Enhancing auditory physiology: simulating unilateral conduction defects to improve understanding of Rinne's and Weber's tests.

Abstract

Tuning fork tests, particularly the Rinne and Weber tests, are fundamental in assessing hearing loss. However, medical students often struggle with key auditory physiology concepts, such as the auditory masking effect and sound lateralization. This study evaluated a simulation-based teaching method to enhance first-year medical students' understanding of these concepts. A prospective educational intervention was conducted with 123 first-year Bachelor of Medicine, Bachelor of Surgery (MBBS) students using a pretest and posttest design with a validated questionnaire. During laboratory sessions, students performed tuning fork tests on peers while instructors demonstrated a novel method to simulate unilateral conductive deafness by closing the external auditory meatus with a finger.

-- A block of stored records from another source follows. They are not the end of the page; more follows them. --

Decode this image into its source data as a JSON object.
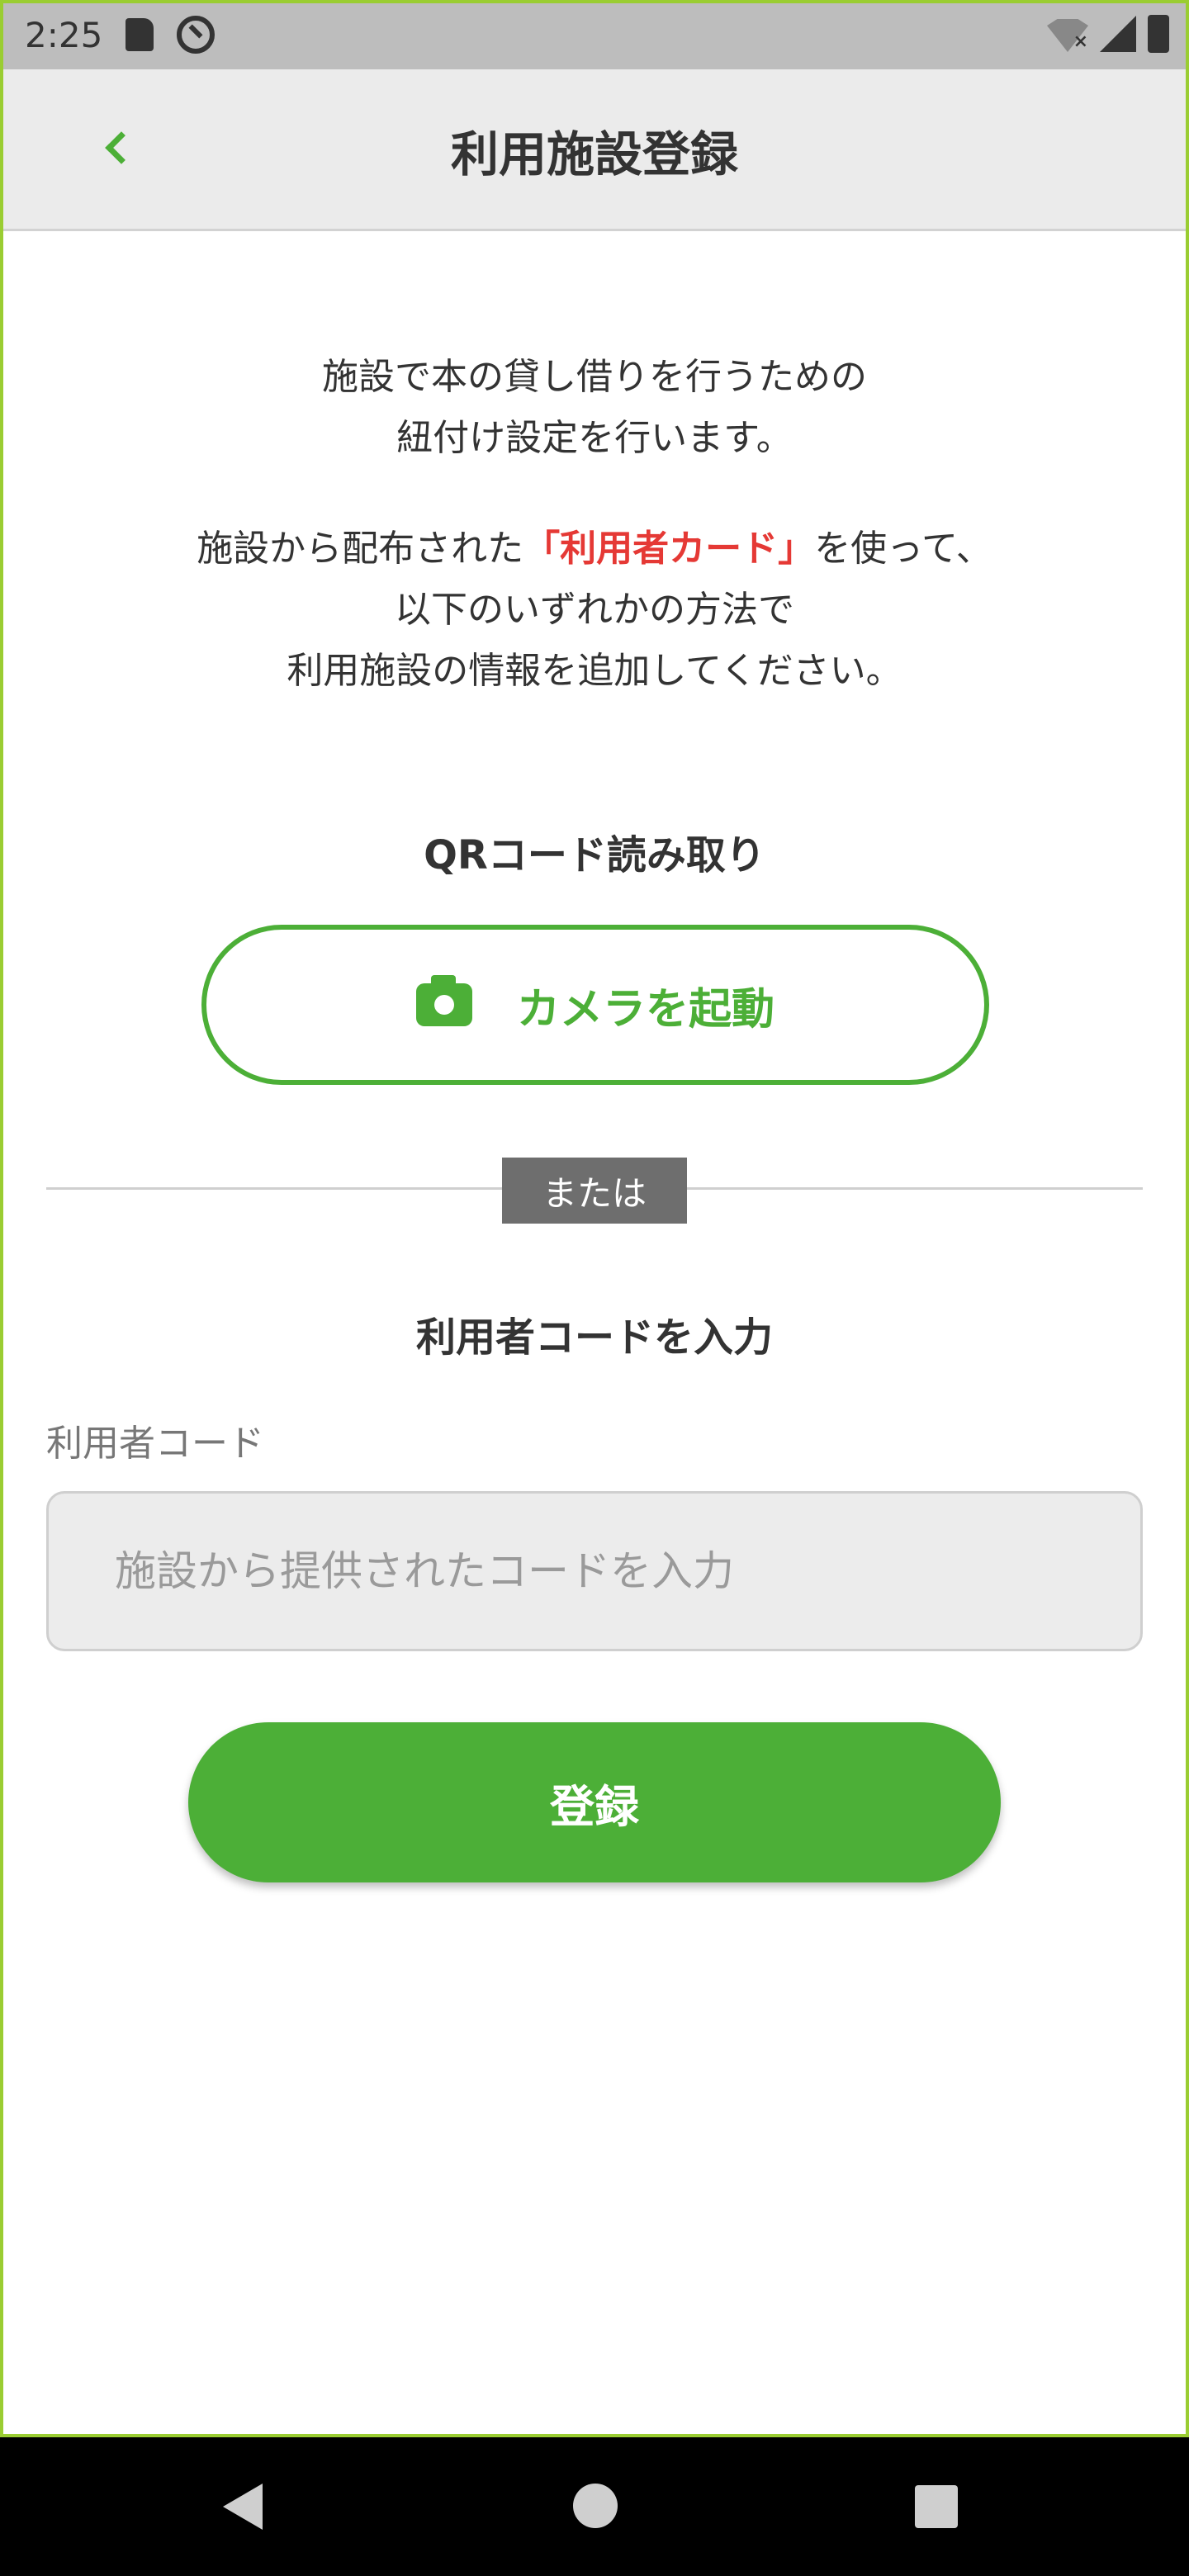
{
  "status_bar": {
    "time": "2:25"
  },
  "header": {
    "title": "利用施設登録"
  },
  "intro": {
    "line1": "施設で本の貸し借りを行うための",
    "line2": "紐付け設定を行います。",
    "line3_prefix": "施設から配布された",
    "line3_highlight": "「利用者カード」",
    "line3_suffix": "を使って、",
    "line4": "以下のいずれかの方法で",
    "line5": "利用施設の情報を追加してください。"
  },
  "qr_section": {
    "title": "QRコード読み取り",
    "camera_button_label": "カメラを起動"
  },
  "divider": {
    "label": "または"
  },
  "code_section": {
    "title": "利用者コードを入力",
    "field_label": "利用者コード",
    "placeholder": "施設から提供されたコードを入力",
    "value": ""
  },
  "register_button_label": "登録",
  "colors": {
    "accent": "#4caf37",
    "highlight": "#e53935",
    "frame": "#9acd32"
  },
  "icons": [
    "sd-card-icon",
    "at-sign-icon",
    "wifi-off-icon",
    "signal-icon",
    "battery-icon",
    "chevron-left-icon",
    "camera-icon",
    "nav-back-icon",
    "nav-home-icon",
    "nav-recent-icon"
  ]
}
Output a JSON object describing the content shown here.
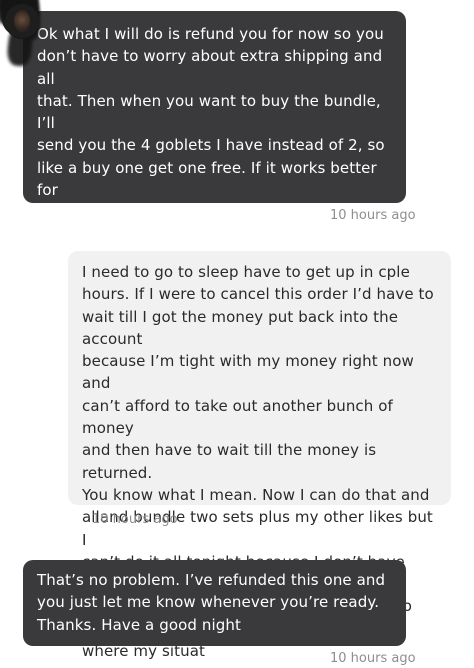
{
  "messages": [
    {
      "text": "Ok what I will do is refund you for now so you\ndon’t have to worry about extra shipping and all\nthat. Then when you want to buy the bundle, I’ll\nsend you the 4 goblets I have instead of 2, so\nlike a buy one get one free. If it works better for\nyou we can wait till the weekend to do the bun-\ndle. Just send me a message when you are ready\nand we can make that deal",
      "time": "10 hours ago"
    },
    {
      "text": "I need to go to sleep have to get up in cple\nhours. If I were to cancel this order I’d have to\nwait till I got the money put back into the account\nbecause I’m tight with my money right now and\ncan’t afford to take out another bunch of money\nand then have to wait till the money is returned.\nYou know what I mean. Now I can do that and\nalland bundle two sets plus my other likes but I\ncan’t do it all tonight because I don’t have funds\nright now. I have to wait till the weekend to see\nwhere my situat",
      "time": "10 hours ago"
    },
    {
      "text": "That’s no problem. I’ve refunded this one and\nyou just let me know whenever you’re ready.\nThanks. Have a good night",
      "time": "10 hours ago"
    }
  ]
}
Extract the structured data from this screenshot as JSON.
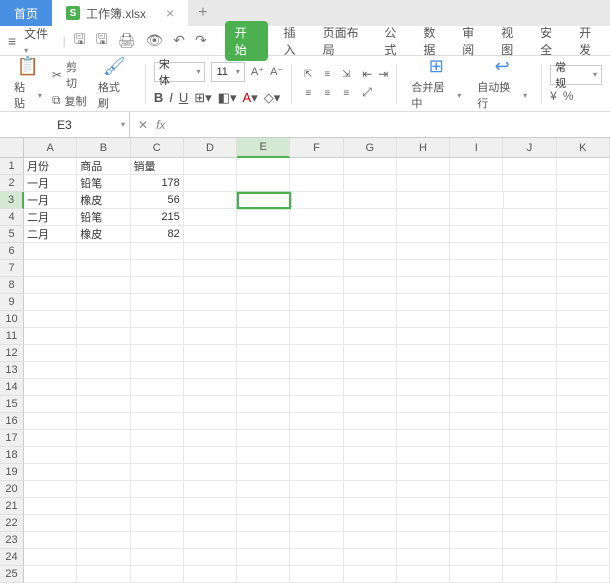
{
  "tabs": {
    "home": "首页",
    "file": "工作簿.xlsx"
  },
  "menu": {
    "file": "文件",
    "tabs": [
      "开始",
      "插入",
      "页面布局",
      "公式",
      "数据",
      "审阅",
      "视图",
      "安全",
      "开发"
    ]
  },
  "ribbon": {
    "paste": "粘贴",
    "cut": "剪切",
    "copy": "复制",
    "format_painter": "格式刷",
    "font_name": "宋体",
    "font_size": "11",
    "merge": "合并居中",
    "wrap": "自动换行",
    "format_general": "常规"
  },
  "name_box": "E3",
  "columns": [
    "A",
    "B",
    "C",
    "D",
    "E",
    "F",
    "G",
    "H",
    "I",
    "J",
    "K"
  ],
  "row_count": 25,
  "selected": {
    "row": 3,
    "col": "E"
  },
  "data": {
    "headers": [
      "月份",
      "商品",
      "销量"
    ],
    "rows": [
      [
        "一月",
        "铅笔",
        178
      ],
      [
        "一月",
        "橡皮",
        56
      ],
      [
        "二月",
        "铅笔",
        215
      ],
      [
        "二月",
        "橡皮",
        82
      ]
    ]
  }
}
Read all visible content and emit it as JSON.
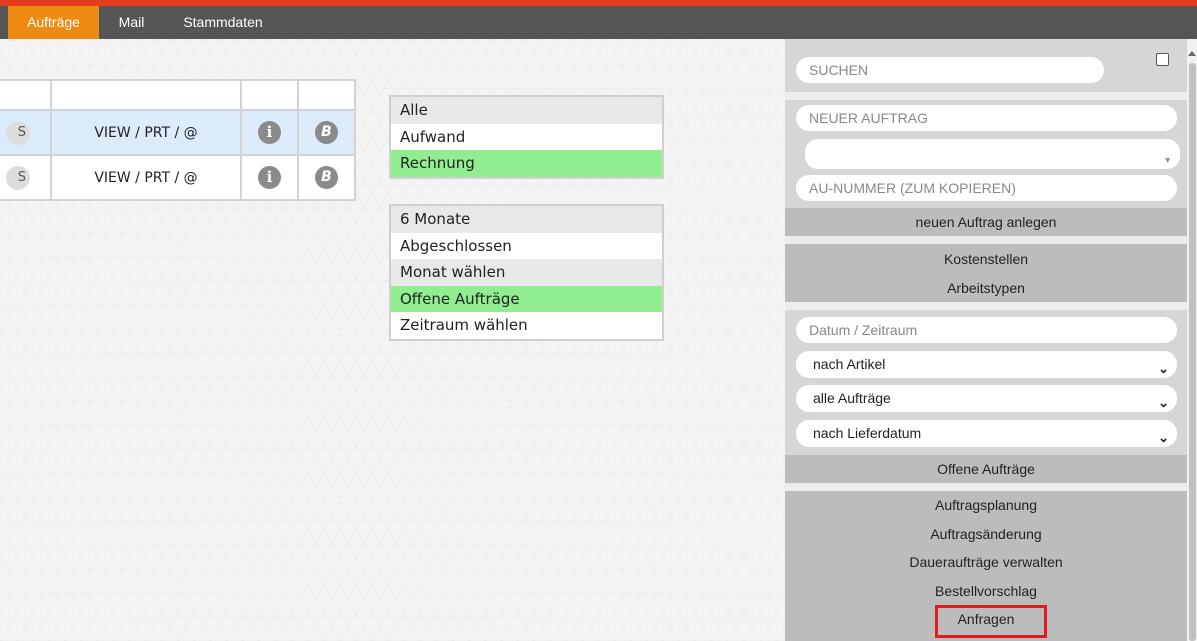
{
  "nav": {
    "tabs": [
      {
        "label": "Aufträge",
        "active": true
      },
      {
        "label": "Mail",
        "active": false
      },
      {
        "label": "Stammdaten",
        "active": false
      }
    ],
    "accent_color": "#ee8a12",
    "top_stripe_color": "#e43d1f"
  },
  "table": {
    "rows": [
      {
        "status": "S",
        "actions": "VIEW / PRT / @",
        "info_icon": "info-icon",
        "b_icon": "b-icon",
        "selected": true
      },
      {
        "status": "S",
        "actions": "VIEW / PRT / @",
        "info_icon": "info-icon",
        "b_icon": "b-icon",
        "selected": false
      }
    ]
  },
  "filters": {
    "type": {
      "options": [
        {
          "label": "Alle",
          "state": "grey"
        },
        {
          "label": "Aufwand",
          "state": "plain"
        },
        {
          "label": "Rechnung",
          "state": "selected"
        }
      ]
    },
    "period": {
      "options": [
        {
          "label": "6 Monate",
          "state": "grey"
        },
        {
          "label": "Abgeschlossen",
          "state": "plain"
        },
        {
          "label": "Monat wählen",
          "state": "grey"
        },
        {
          "label": "Offene Aufträge",
          "state": "selected"
        },
        {
          "label": "Zeitraum wählen",
          "state": "plain"
        }
      ]
    },
    "selected_color": "#90ee90"
  },
  "panel": {
    "search_placeholder": "SUCHEN",
    "new_order_placeholder": "NEUER AUFTRAG",
    "order_select_value": "",
    "order_number_placeholder": "AU-NUMMER (ZUM KOPIEREN)",
    "create_order_label": "neuen Auftrag anlegen",
    "cost_centers_label": "Kostenstellen",
    "work_types_label": "Arbeitstypen",
    "date_range_placeholder": "Datum / Zeitraum",
    "group_select": "nach Artikel",
    "orders_select": "alle Aufträge",
    "sort_select": "nach Lieferdatum",
    "open_orders_label": "Offene Aufträge",
    "links": [
      "Auftragsplanung",
      "Auftragsänderung",
      "Daueraufträge verwalten",
      "Bestellvorschlag",
      "Anfragen"
    ]
  }
}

Students replicated this method before completing posttest evaluations. Pretest data showed that 66.66% of students were uncertain or disagreed with their understanding of the auditory masking effect, and 60.16% were unsure about sound lateralization. Posttest results demonstrated significant improvement: 79.67% strongly agreed they understood the auditory masking effect, and 91.05% strongly agreed they comprehended sound lateralization (P < 0.001). Additionally, student engagement increased, with 96.74% reporting they enjoyed the session compared to 26.01% before the intervention. This study demonstrates that a simple, reproducible simulation-based approach enhances medical students' understanding of auditory physiology concepts. By actively experiencing a simulated unilateral conduction defect, students gain deeper conceptual insight and greater confidence in performing tuning fork tests. This innovative method holds promise for broader adoption in medical education.NEW & NOTEWORTHY This study introduces a novel, hands-on simulation to teach auditory physiology concepts. Students gain direct experiential learning by simulating unilateral conductive hearing loss, significantly improving their understanding of auditory masking and sound lateralization. The method is simple, cost-effective, and highly engaging, with strong potential for integration into medical curricula to enhance conceptual learning and clinical skills.